Port Eliot Red Book: Thoughts on the Park
THE PARK
The difficulty of defending young plantations against deer, and the unsightly appearance of lofty fences, makes it almost impossible to introduce deer immediately into the grounds at Port Eliot; but an ample park to be fed by sheep is not therefore less advisable.
The number of small inclosures, the steepness of the hills, and the difficulties arising from inaccessible Cornish hedges prevented my gaining so perfect a knowledge of every field as to determine with precision the actual boundary of the park in all directions or the most convenient mode of subdividing it. The plantations shewn on the map are so disposed that they will have the effect of amply clothing the summits of the hills, uniting together into great masses, although they really are placed at considerable distances from each other.

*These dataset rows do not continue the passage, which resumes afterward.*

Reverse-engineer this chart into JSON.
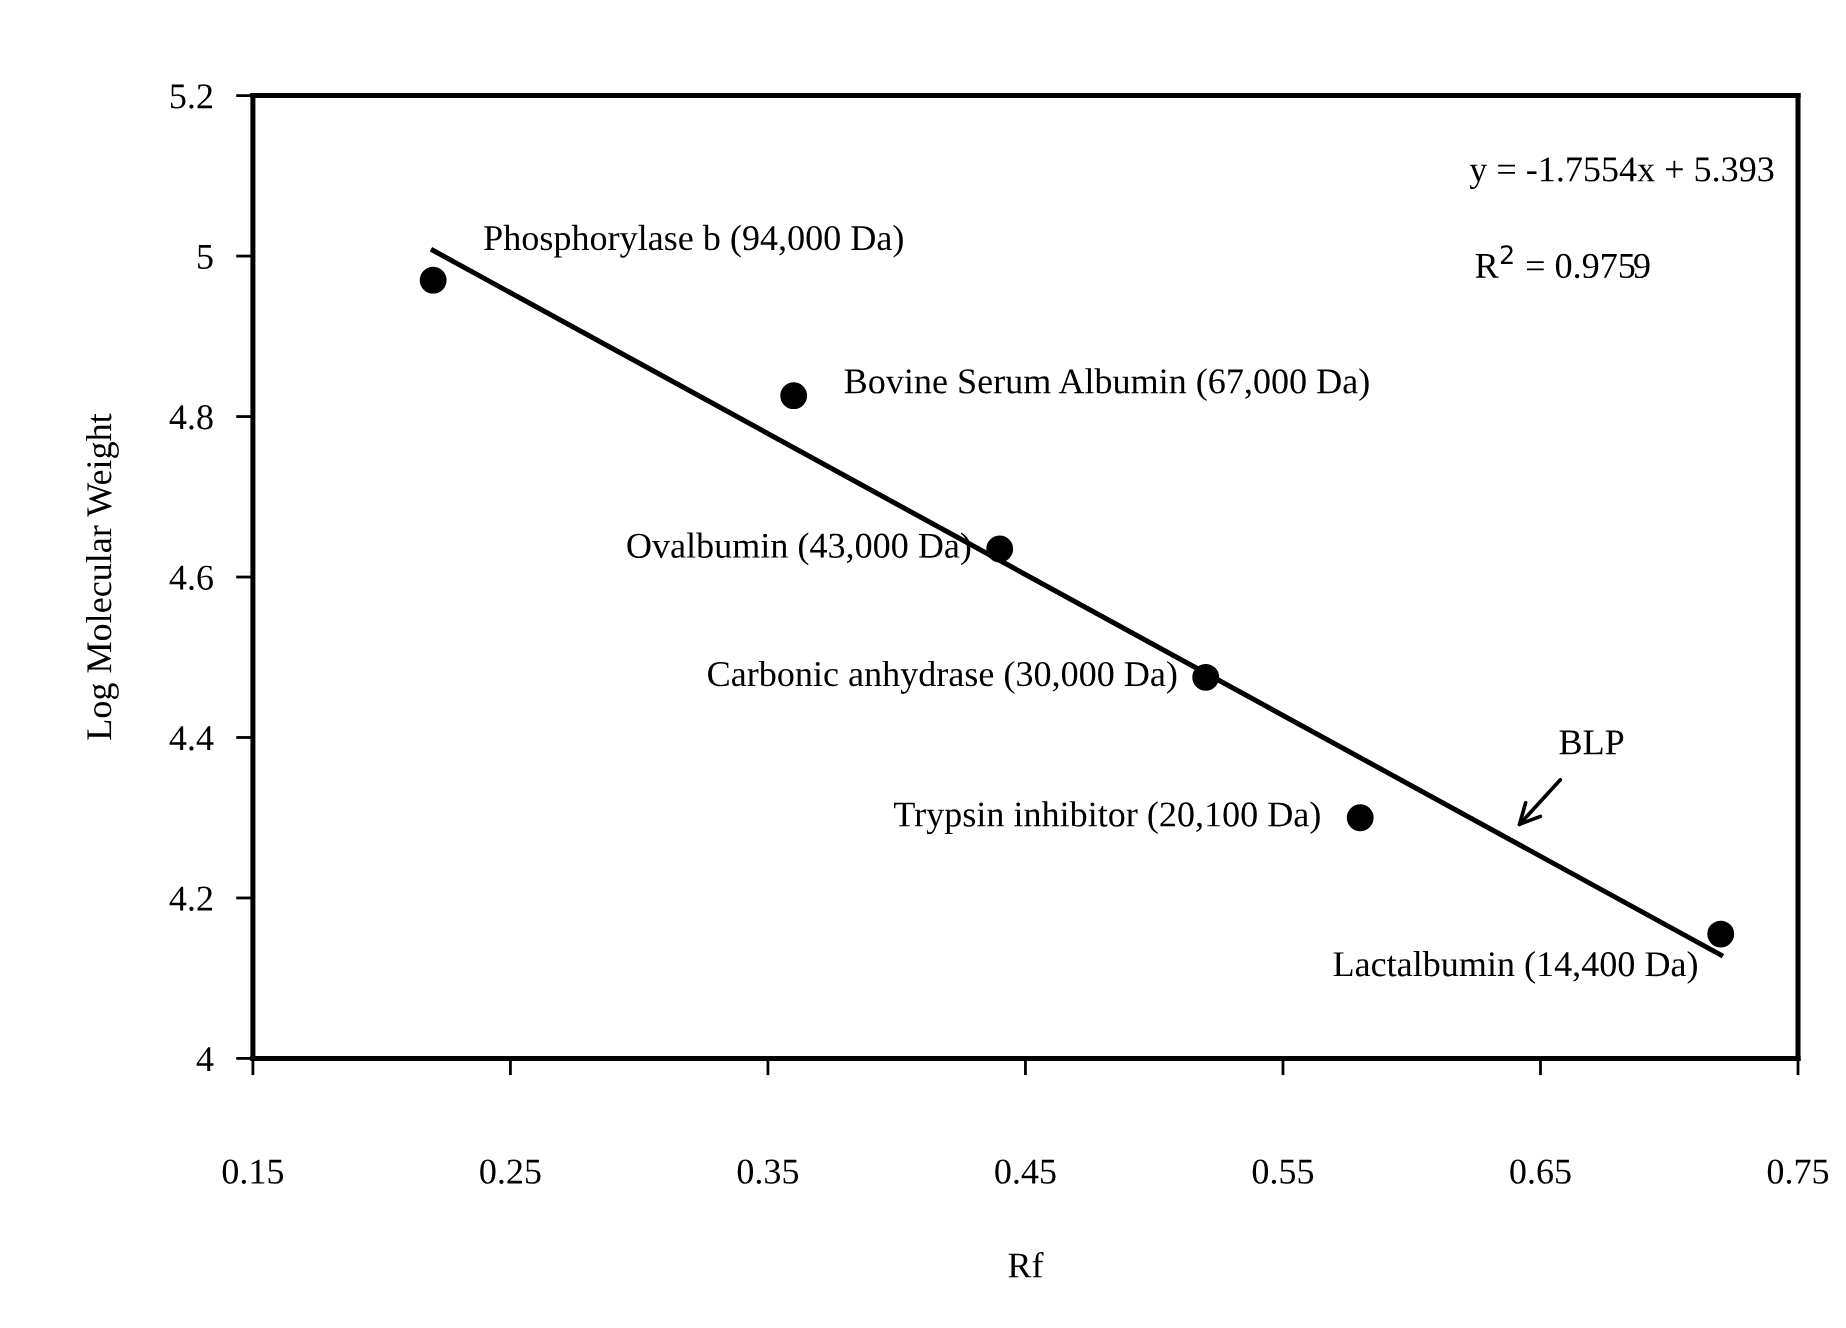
{
  "chart_data": {
    "type": "scatter",
    "xlabel": "Rf",
    "ylabel": "Log Molecular Weight",
    "xlim": [
      0.15,
      0.75
    ],
    "xticks": [
      0.15,
      0.25,
      0.35,
      0.45,
      0.55,
      0.65,
      0.75
    ],
    "ylim": [
      4,
      5.2
    ],
    "yticks": [
      4,
      4.2,
      4.4,
      4.6,
      4.8,
      5,
      5.2
    ],
    "grid": false,
    "legend": false,
    "marker": "circle",
    "series": [
      {
        "color": "#000000",
        "x": [
          0.22,
          0.36,
          0.44,
          0.52,
          0.58,
          0.72
        ],
        "values": [
          4.97,
          4.826,
          4.635,
          4.475,
          4.3,
          4.155
        ]
      },
      {
        "type": "line",
        "color": "#000000",
        "line_style": "solid",
        "marker": "none",
        "x": [
          0.22,
          0.72
        ],
        "values": [
          5.007,
          4.129
        ]
      }
    ],
    "annotations": [
      {
        "text": "Phosphorylase b (94,000 Da)",
        "x": 0.22,
        "y": 4.97
      },
      {
        "text": "Bovine Serum Albumin (67,000 Da)",
        "x": 0.36,
        "y": 4.826
      },
      {
        "text": "Ovalbumin (43,000 Da)",
        "x": 0.44,
        "y": 4.635
      },
      {
        "text": "Carbonic anhydrase (30,000 Da)",
        "x": 0.52,
        "y": 4.475
      },
      {
        "text": "Trypsin inhibitor (20,100 Da)",
        "x": 0.58,
        "y": 4.3
      },
      {
        "text": "Lactalbumin (14,400 Da)",
        "x": 0.72,
        "y": 4.155
      },
      "BLP",
      "y = -1.7554x + 5.393",
      "R$^{2}$ = 0.9759"
    ]
  }
}
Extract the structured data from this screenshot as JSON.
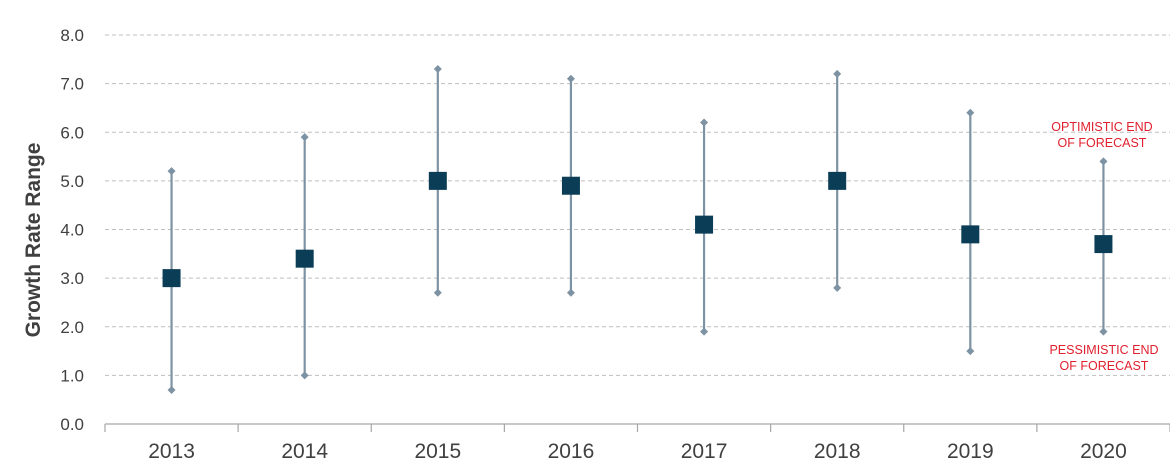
{
  "chart_data": {
    "type": "scatter",
    "title": "",
    "xlabel": "",
    "ylabel": "Growth Rate Range",
    "categories": [
      "2013",
      "2014",
      "2015",
      "2016",
      "2017",
      "2018",
      "2019",
      "2020"
    ],
    "midpoints": [
      3.0,
      3.4,
      5.0,
      4.9,
      4.1,
      5.0,
      3.9,
      3.7
    ],
    "highs": [
      5.2,
      5.9,
      7.3,
      7.1,
      6.2,
      7.2,
      6.4,
      5.4
    ],
    "lows": [
      0.7,
      1.0,
      2.7,
      2.7,
      1.9,
      2.8,
      1.5,
      1.9
    ],
    "ylim": [
      0,
      8
    ],
    "y_ticks": [
      "0.0",
      "1.0",
      "2.0",
      "3.0",
      "4.0",
      "5.0",
      "6.0",
      "7.0",
      "8.0"
    ],
    "grid": true,
    "annotations": {
      "optimistic_line1": "OPTIMISTIC END",
      "optimistic_line2": "OF FORECAST",
      "pessimistic_line1": "PESSIMISTIC END",
      "pessimistic_line2": "OF FORECAST"
    },
    "colors": {
      "marker": "#0b3d56",
      "whisker": "#7d93a3",
      "grid": "#bfbfbf",
      "annotation": "#e0202e"
    }
  }
}
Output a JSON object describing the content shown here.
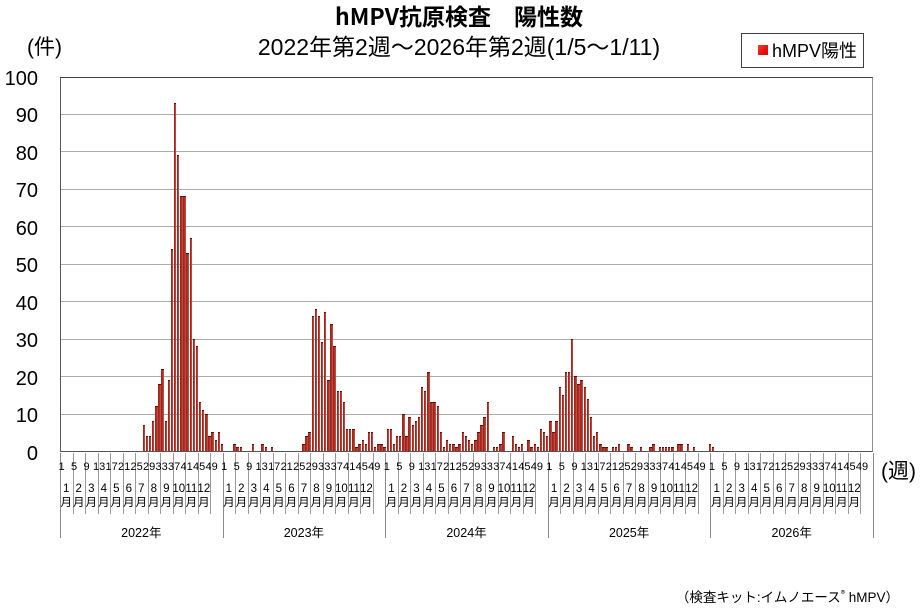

In the general shape of the land of that part of Cornwall which I have visited, the valleys are very narrow in proportion to the hills, except where a tide river flows through the valley; but the small rivulets – like the three at Port Eliot – take their course through deep glens, rather than valleys, and some of these are excellent situations for trees considered as timber. In point of beauty, however, it is evident that ten acres of wood on the summit of a hill will be more important than a hundred acres lost and buried in these narrow valleys.
For ease of reading, punctuation and capitalization have been modernized.